The Mill has been able to dive deeper. Recent features include an investigation on homelessness in the city and what it’s like to be a private investigator in the north. “I like readers to get to know the scene and the people, more of an American magazine style of writing,” says Herrmann. “And there’s basically none of that here. Local journalism has completely collapsed over the past couple of decades. So I thought, could I try and do the two together?”

You don’t get really good coverage of basically anywhere outside of London

Today we’re talking (yelling) in a busy bar in Covent Garden, which is about as far from his day-to-day life at The Mill as possible. Originally from Sussex, Herrmann started his career at the Evening Standard, before joining the Tab and overseeing the university news network’s expansion into the US. He moved to Manchester in 2020. As a self-described southerner with a posh accent, he was worried that editors and writers Up North would judge him—and if that might hinder his chances when setting up The Mill. He needn’t have worried, he tells me: everyone was very welcoming.
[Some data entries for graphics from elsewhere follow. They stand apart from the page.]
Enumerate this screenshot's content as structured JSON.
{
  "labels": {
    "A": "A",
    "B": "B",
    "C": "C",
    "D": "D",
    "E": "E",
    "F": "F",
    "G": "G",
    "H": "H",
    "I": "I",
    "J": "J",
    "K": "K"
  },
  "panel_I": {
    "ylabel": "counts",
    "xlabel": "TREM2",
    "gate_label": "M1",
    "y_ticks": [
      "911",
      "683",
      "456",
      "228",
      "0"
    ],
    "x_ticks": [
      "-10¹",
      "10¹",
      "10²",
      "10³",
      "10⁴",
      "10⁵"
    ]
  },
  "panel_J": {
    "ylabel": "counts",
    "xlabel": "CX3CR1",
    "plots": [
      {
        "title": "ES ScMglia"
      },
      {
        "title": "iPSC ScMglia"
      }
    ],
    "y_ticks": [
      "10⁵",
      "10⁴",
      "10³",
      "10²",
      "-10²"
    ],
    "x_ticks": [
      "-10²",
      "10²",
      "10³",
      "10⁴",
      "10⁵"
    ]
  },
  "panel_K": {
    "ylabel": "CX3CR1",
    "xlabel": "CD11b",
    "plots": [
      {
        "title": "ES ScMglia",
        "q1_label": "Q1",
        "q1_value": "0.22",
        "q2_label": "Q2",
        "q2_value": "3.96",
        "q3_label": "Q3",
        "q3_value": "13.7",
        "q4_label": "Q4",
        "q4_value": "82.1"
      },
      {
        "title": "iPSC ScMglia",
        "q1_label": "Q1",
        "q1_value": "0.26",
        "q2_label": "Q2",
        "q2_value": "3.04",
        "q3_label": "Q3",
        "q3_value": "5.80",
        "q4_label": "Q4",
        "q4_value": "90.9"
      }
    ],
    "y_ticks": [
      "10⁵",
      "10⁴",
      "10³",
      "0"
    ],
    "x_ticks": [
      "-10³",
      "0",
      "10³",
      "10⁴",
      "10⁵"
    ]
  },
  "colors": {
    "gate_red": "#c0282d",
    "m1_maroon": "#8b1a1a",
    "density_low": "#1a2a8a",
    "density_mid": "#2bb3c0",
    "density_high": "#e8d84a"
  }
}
The rest of the publication’s team of five are also all based locally, an antidote to the UK’s tendency towards “helicopter journalism”—the practice of sending a writer from a national paper to an outpost in another city for a day or two to write about it, before running off home. “I think that kind of journalism sucks,” says Herrmann, who transforms from being gregarious to deadly serious. “Particularly in politics, where we have a massive issue. 

“You don’t have to look far to realise that the, say, 1,000 political journalists working today missed the undercurrents that led to Brexit, because they don’t live in the worlds where those undercurrents exist… You don’t get really good consistency and coverage of basically anywhere in this country outside of London.”

He believes there should be a “national sense of alarm” over the collapse of newspapers outside of the capital. “How can these communities sustain themselves, without good-quality local journalism?